I thought I would start a journal because very soon we will be traveling 12 hours by plane to visit my husband's family, and I have something to write about in the mean time. 
A little background:
I am mom of 4 and currently have 8 bettas!

It started with Boo Boo who was a teal veiltail my husband brought home. He ended up in the sink drain the week we came. On accident. I panicked and open the drain to find him resting on debris and put him in a vase. Soon he died. I was devastated.

A few days later, my husband brought me a surprise new red crowntail youngin'. Swishy. Swishy lived in a small bowl for almost a year! I noticed that he flared at me a lot. I got the message. Not happy. 

We upgraded him to a 10 gallon. 1 month later, he died. I was heartbrokem to even think of getting another betta. I did set up a 20 gallon community. I have it now with corys and balloon mollies. I really love them. Oh and Trinket is in there as well!

2 years later, my husband and I want to breed bettas. Just for fun. We went to local petsmart to get the healthiest bettas. We both love crowntails. There were many beautiful males. One crowntail male was silvery and very light green. I put him to the side. My husband picked up a cup and a dark red and purple male thrashes violently in his cup, full of energy. He's the one!

I looked at the females, thinking to find a red one. There were only blue, green and cambodian veiltails. The blue and green were so small; so looking at 2 cambodians to see who is the healthiest, I chose one with orange fins. She was not the prettiest. 

We put them together, but Gadget (the male) ate all the eggs. Then he ate them again. I took Trinket out and cleaned out most the substrate and big water change. Put them back next month. Babies!
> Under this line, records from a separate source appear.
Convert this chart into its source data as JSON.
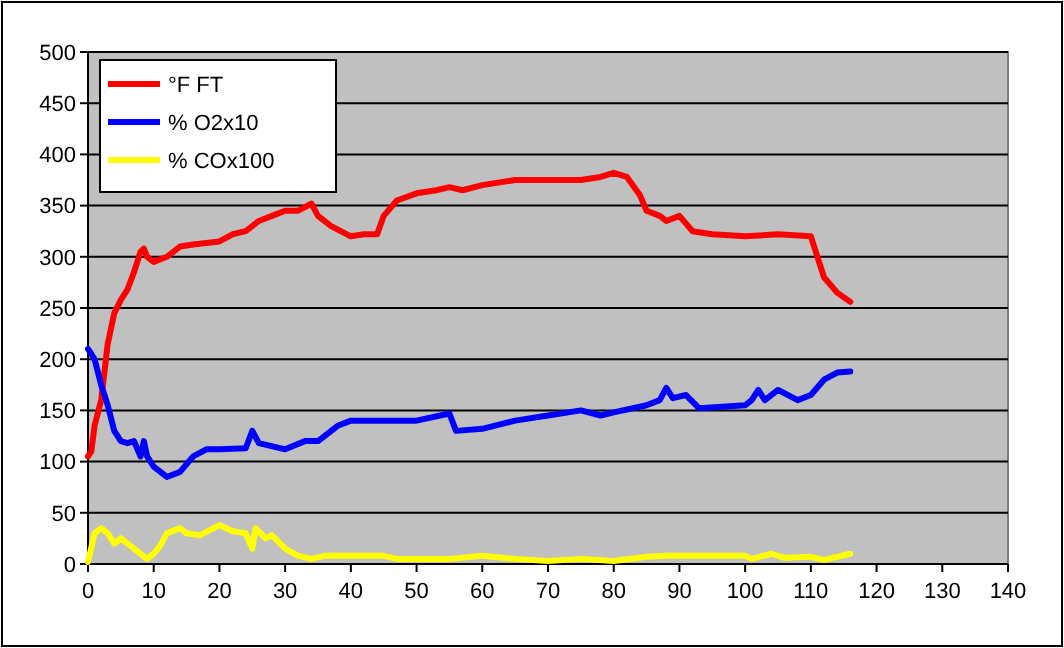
{
  "chart_data": {
    "type": "line",
    "xlim": [
      0,
      140
    ],
    "xticks": [
      0,
      10,
      20,
      30,
      40,
      50,
      60,
      70,
      80,
      90,
      100,
      110,
      120,
      130,
      140
    ],
    "ylim": [
      0,
      500
    ],
    "yticks": [
      0,
      50,
      100,
      150,
      200,
      250,
      300,
      350,
      400,
      450,
      500
    ],
    "grid": "y",
    "legend": "top left",
    "marker": "none",
    "line_style": "solid",
    "series": [
      {
        "name": "°F FT",
        "color": "#ff0000",
        "x": [
          0,
          0.5,
          1,
          2,
          3,
          4,
          5,
          6,
          7,
          8,
          8.5,
          9,
          10,
          12,
          14,
          16,
          20,
          22,
          24,
          26,
          28,
          30,
          32,
          34,
          35,
          37,
          40,
          42,
          44,
          45,
          47,
          50,
          53,
          55,
          57,
          60,
          65,
          70,
          75,
          78,
          80,
          82,
          84,
          85,
          87,
          88,
          90,
          92,
          95,
          100,
          105,
          110,
          111,
          112,
          114,
          116
        ],
        "values": [
          105,
          110,
          135,
          160,
          215,
          245,
          258,
          268,
          285,
          305,
          308,
          300,
          295,
          300,
          310,
          312,
          315,
          322,
          325,
          335,
          340,
          345,
          345,
          352,
          340,
          330,
          320,
          322,
          322,
          340,
          355,
          362,
          365,
          368,
          365,
          370,
          375,
          375,
          375,
          378,
          382,
          378,
          360,
          345,
          340,
          335,
          340,
          325,
          322,
          320,
          322,
          320,
          300,
          280,
          265,
          256
        ]
      },
      {
        "name": "% O2x10",
        "color": "#0000ff",
        "x": [
          0,
          1,
          2,
          3,
          4,
          5,
          6,
          7,
          8,
          8.5,
          9,
          10,
          12,
          14,
          16,
          18,
          20,
          24,
          25,
          26,
          30,
          33,
          35,
          38,
          40,
          45,
          50,
          55,
          56,
          60,
          65,
          70,
          75,
          78,
          80,
          85,
          87,
          88,
          89,
          91,
          93,
          100,
          101,
          102,
          103,
          105,
          108,
          110,
          112,
          114,
          116
        ],
        "values": [
          210,
          200,
          175,
          155,
          130,
          120,
          118,
          120,
          105,
          120,
          105,
          95,
          85,
          90,
          105,
          112,
          112,
          113,
          130,
          118,
          112,
          120,
          120,
          135,
          140,
          140,
          140,
          147,
          130,
          132,
          140,
          145,
          150,
          145,
          148,
          155,
          160,
          172,
          162,
          165,
          152,
          155,
          160,
          170,
          160,
          170,
          160,
          165,
          180,
          187,
          188
        ]
      },
      {
        "name": "% COx100",
        "color": "#ffff00",
        "x": [
          0,
          1,
          2,
          3,
          4,
          5,
          7,
          8,
          9,
          10,
          11,
          12,
          14,
          15,
          17,
          20,
          22,
          24,
          25,
          25.5,
          27,
          28,
          30,
          32,
          34,
          36,
          40,
          45,
          47,
          55,
          60,
          65,
          70,
          75,
          80,
          85,
          88,
          95,
          100,
          101,
          104,
          106,
          110,
          112,
          116
        ],
        "values": [
          2,
          30,
          35,
          30,
          20,
          25,
          15,
          10,
          5,
          10,
          18,
          30,
          35,
          30,
          28,
          38,
          32,
          30,
          15,
          35,
          25,
          28,
          15,
          8,
          5,
          8,
          8,
          8,
          5,
          5,
          8,
          5,
          3,
          5,
          3,
          7,
          8,
          8,
          8,
          5,
          10,
          6,
          7,
          4,
          10
        ]
      }
    ]
  }
}
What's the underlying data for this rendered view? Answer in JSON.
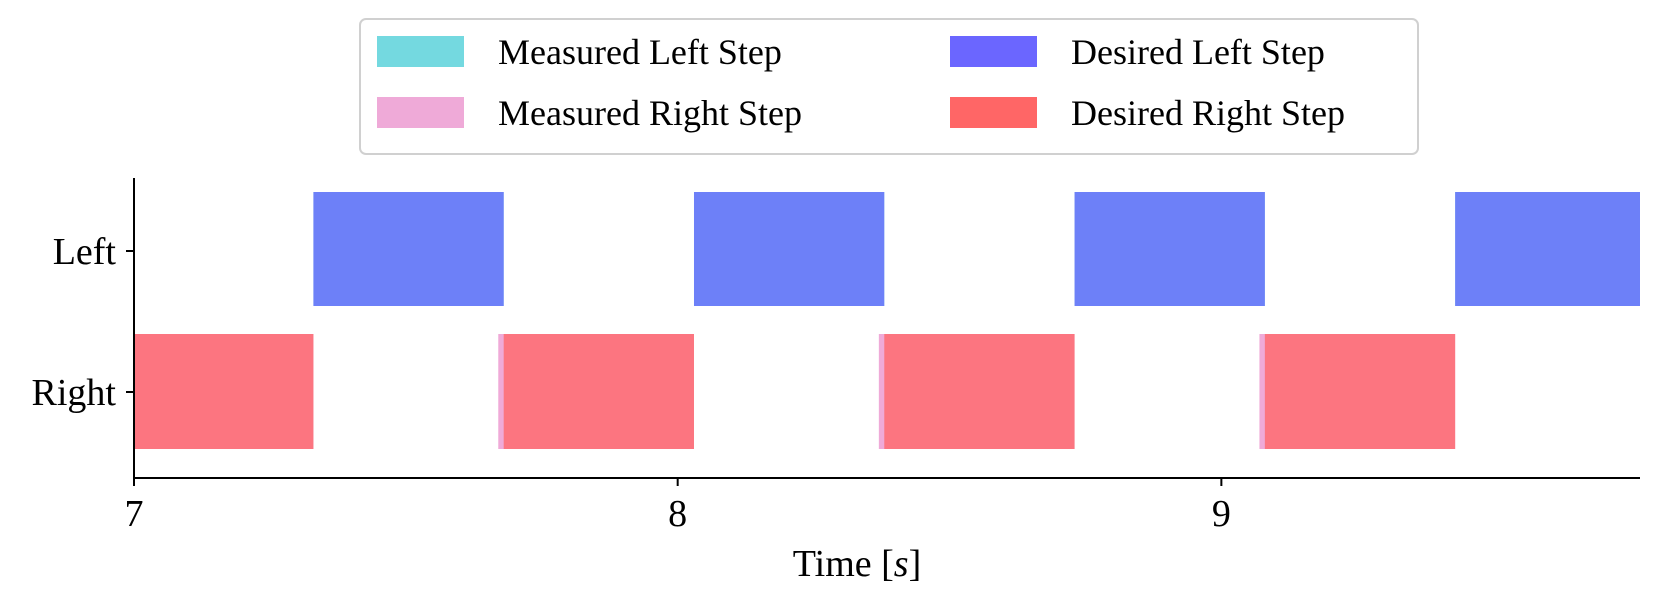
{
  "chart_data": {
    "type": "gantt-bar",
    "title": "",
    "xlabel": "Time [s]",
    "ylabel": "",
    "xlim": [
      7,
      9.77
    ],
    "categories": [
      "Left",
      "Right"
    ],
    "x_ticks": [
      7,
      8,
      9
    ],
    "grid": false,
    "legend": {
      "placement": "top-center",
      "columns": 2
    },
    "series": [
      {
        "name": "Measured Left Step",
        "color": "#74d9e0",
        "row": "Left",
        "intervals": [
          [
            7.33,
            7.68
          ],
          [
            8.03,
            8.38
          ],
          [
            8.73,
            9.08
          ],
          [
            9.43,
            9.77
          ]
        ]
      },
      {
        "name": "Measured Right Step",
        "color": "#efaad8",
        "row": "Right",
        "intervals": [
          [
            7.0,
            7.33
          ],
          [
            7.67,
            8.03
          ],
          [
            8.37,
            8.73
          ],
          [
            9.07,
            9.43
          ]
        ]
      },
      {
        "name": "Desired Left Step",
        "color": "#6b66ff",
        "row": "Left",
        "intervals": [
          [
            7.33,
            7.68
          ],
          [
            8.03,
            8.38
          ],
          [
            8.73,
            9.08
          ],
          [
            9.43,
            9.77
          ]
        ]
      },
      {
        "name": "Desired Right Step",
        "color": "#ff6666",
        "row": "Right",
        "intervals": [
          [
            7.0,
            7.33
          ],
          [
            7.68,
            8.03
          ],
          [
            8.38,
            8.73
          ],
          [
            9.08,
            9.43
          ]
        ]
      }
    ],
    "overlap_colors": {
      "Left": "#3059f5",
      "Right": "#f84659"
    }
  }
}
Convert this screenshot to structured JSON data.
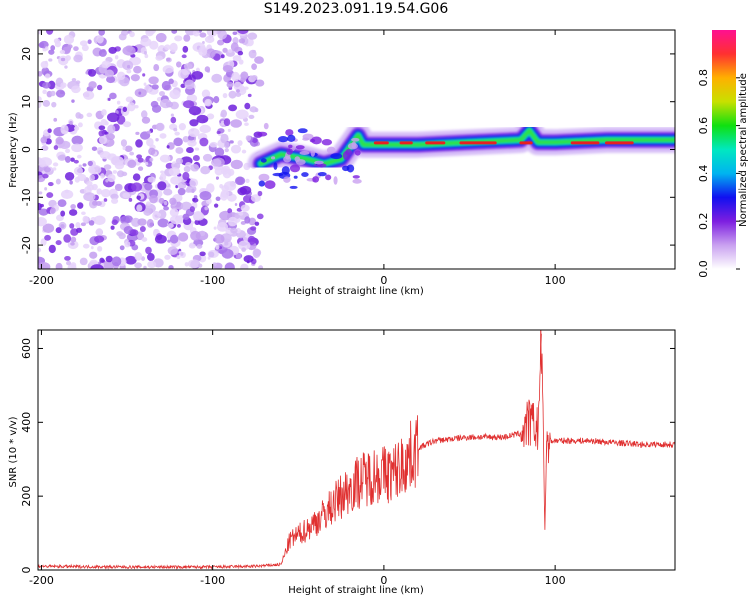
{
  "title": "S149.2023.091.19.54.G06",
  "chart_data": [
    {
      "type": "heatmap",
      "title": "S149.2023.091.19.54.G06",
      "xlabel": "Height of straight line (km)",
      "ylabel": "Frequency (Hz)",
      "xlim": [
        -202,
        170
      ],
      "ylim": [
        -25,
        25
      ],
      "xticks": [
        -200,
        -100,
        0,
        100
      ],
      "yticks": [
        -20,
        -10,
        0,
        10,
        20
      ],
      "grid": false,
      "colorbar": {
        "label": "Normalized spectral amplitude",
        "range": [
          0,
          1
        ],
        "ticks": [
          "0.0",
          "0.2",
          "0.4",
          "0.6",
          "0.8"
        ],
        "colors": [
          "#ffffff",
          "#c9a0f0",
          "#7d1ee0",
          "#1010f0",
          "#00b4f0",
          "#00e8c0",
          "#10e010",
          "#c8e000",
          "#ffb000",
          "#ff3030",
          "#ff1090"
        ]
      },
      "regions": [
        {
          "x": [
            -202,
            -72
          ],
          "note": "noise",
          "amplitude": 0.15
        },
        {
          "x": [
            -72,
            -15
          ],
          "freq_hz": [
            -5,
            2
          ],
          "amplitude": 0.6
        },
        {
          "x": [
            -15,
            170
          ],
          "freq_hz": 1.5,
          "amplitude": 0.95
        }
      ],
      "signal_line": {
        "x": [
          -72,
          -60,
          -45,
          -35,
          -25,
          -15,
          -12,
          -5,
          20,
          50,
          80,
          85,
          90,
          100,
          130,
          170
        ],
        "freq": [
          -3,
          -1,
          -2,
          -3,
          -2,
          3,
          1,
          1,
          1,
          1.5,
          2,
          4,
          1.5,
          1.5,
          2,
          2
        ]
      }
    },
    {
      "type": "line",
      "xlabel": "Height of straight line (km)",
      "ylabel": "SNR (10 * v/v)",
      "xlim": [
        -202,
        170
      ],
      "ylim": [
        0,
        650
      ],
      "xticks": [
        -200,
        -100,
        0,
        100
      ],
      "yticks": [
        0,
        200,
        400,
        600
      ],
      "grid": false,
      "color": "#e03030",
      "series": [
        {
          "x": [
            -202,
            -150,
            -100,
            -75,
            -60,
            -55,
            -45,
            -35,
            -25,
            -15,
            -5,
            5,
            10,
            20,
            30,
            50,
            70,
            80,
            85,
            90,
            92,
            94,
            95,
            97,
            100,
            120,
            150,
            170
          ],
          "values": [
            10,
            8,
            8,
            10,
            15,
            80,
            110,
            150,
            200,
            240,
            260,
            260,
            280,
            330,
            350,
            360,
            360,
            370,
            400,
            380,
            640,
            110,
            350,
            350,
            350,
            350,
            340,
            340
          ]
        }
      ]
    }
  ]
}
Fast forward now they are almost 2 months. Will update more later.


----------



## Tardigrade (Apr 17, 2017)

*Baby bettas*

I alluded to my 6 betta babies in the last post. 

They are almost 2 months.

I have 1 (presumably) boy who was the biggest, but is deformed and has a hard time getting around. He has red fins, but still brown.

1 (presumably female) big and bossy with red fins as well.

1 smallest.

3 mystery babies, all red fins.


----------